The downside of TAVI, he explained, lies in the device and how it is deployed, irrespective of patient risk, “whereas the downside of surgery is means- or procedure-based, ie, surgical complications, and we know that these are dependent on age and risk. The difference in five-year risk of disabling stroke or death after surgery or TAVI will probably be wider in the lower-risk patients, compared to the intermediate- or high-risk ones.”

There is now growing experience of completing surgical AVR through less-invasive incisions, he said, and these approaches lead to less bleeding and shorter hospital stays, as well as reduced admissions.

“Whichever side of the argument you are on, I think everybody would agree that adopting a multidisciplinary approach
where multiple treatment strategies are available is sensible,” said Mr Briffa. He quoted US surgeon Mr Michael Riordan, who stated: “We have to figure out what we think our patient’s survival is going to be versus what we think the valve’s survival is going to be.”

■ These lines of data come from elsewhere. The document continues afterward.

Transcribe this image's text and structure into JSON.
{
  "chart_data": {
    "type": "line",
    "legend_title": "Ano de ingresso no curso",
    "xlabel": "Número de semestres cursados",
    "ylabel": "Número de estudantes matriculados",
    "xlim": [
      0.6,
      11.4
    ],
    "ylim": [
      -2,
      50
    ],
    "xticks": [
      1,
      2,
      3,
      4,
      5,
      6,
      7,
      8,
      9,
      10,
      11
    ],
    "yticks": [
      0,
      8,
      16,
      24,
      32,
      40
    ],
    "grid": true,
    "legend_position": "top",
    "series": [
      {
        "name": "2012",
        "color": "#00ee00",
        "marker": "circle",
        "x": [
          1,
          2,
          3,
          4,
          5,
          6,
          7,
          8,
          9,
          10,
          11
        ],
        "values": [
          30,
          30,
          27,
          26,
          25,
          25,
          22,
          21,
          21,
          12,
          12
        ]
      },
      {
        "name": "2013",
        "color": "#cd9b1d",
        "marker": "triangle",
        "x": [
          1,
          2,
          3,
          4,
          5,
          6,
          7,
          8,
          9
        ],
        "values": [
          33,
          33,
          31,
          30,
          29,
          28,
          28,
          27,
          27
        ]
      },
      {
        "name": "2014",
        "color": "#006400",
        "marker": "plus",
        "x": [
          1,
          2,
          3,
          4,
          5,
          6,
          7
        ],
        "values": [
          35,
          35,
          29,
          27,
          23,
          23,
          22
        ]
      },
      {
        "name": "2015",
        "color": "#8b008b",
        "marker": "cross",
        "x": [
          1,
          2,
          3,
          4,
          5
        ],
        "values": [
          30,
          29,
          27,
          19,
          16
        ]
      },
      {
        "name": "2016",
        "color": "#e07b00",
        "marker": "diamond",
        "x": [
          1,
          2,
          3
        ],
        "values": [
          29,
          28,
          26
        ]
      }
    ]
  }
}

Mr Briffa added: “I would go further and wouldn’t just say survival, but patients’ healthy survival if the AS is treated successfully. I think TAVI is an amazing technology and because of it, we have been able to treat patients who previously were not treated at all. But when it comes to younger patients, I think considerations beyond the seduction of no anaesthetic and early mobilisation and early hospital discharge must be taken into account.

“This idea that avoiding surgery as the primary outcome in the treatment of a patient is a fallacy and serves neither
the patient or the healthcare system,” he continued. “Despite all this, I think the scenario where the patient will demand
a non-surgical solution will increase and it’s up to us to make sure we have the right information to help the patient make the right decision.”

Mr Briffa concluded: “Expectations and guidelines are running way beyond what the evidence says. Also, the guidelines are inconsistent and TAVI in the lower-risk patient is probably not a good thing for the patient and healthcare in general. Multidisciplinary teams need to be encouraged and supported by hospital administration to ensure they work well and more evidence and good decision aids to help doctors and patients make the right decision are urgently needed and, in time, AI and machine learning will help us and our patients to make the right decisions.”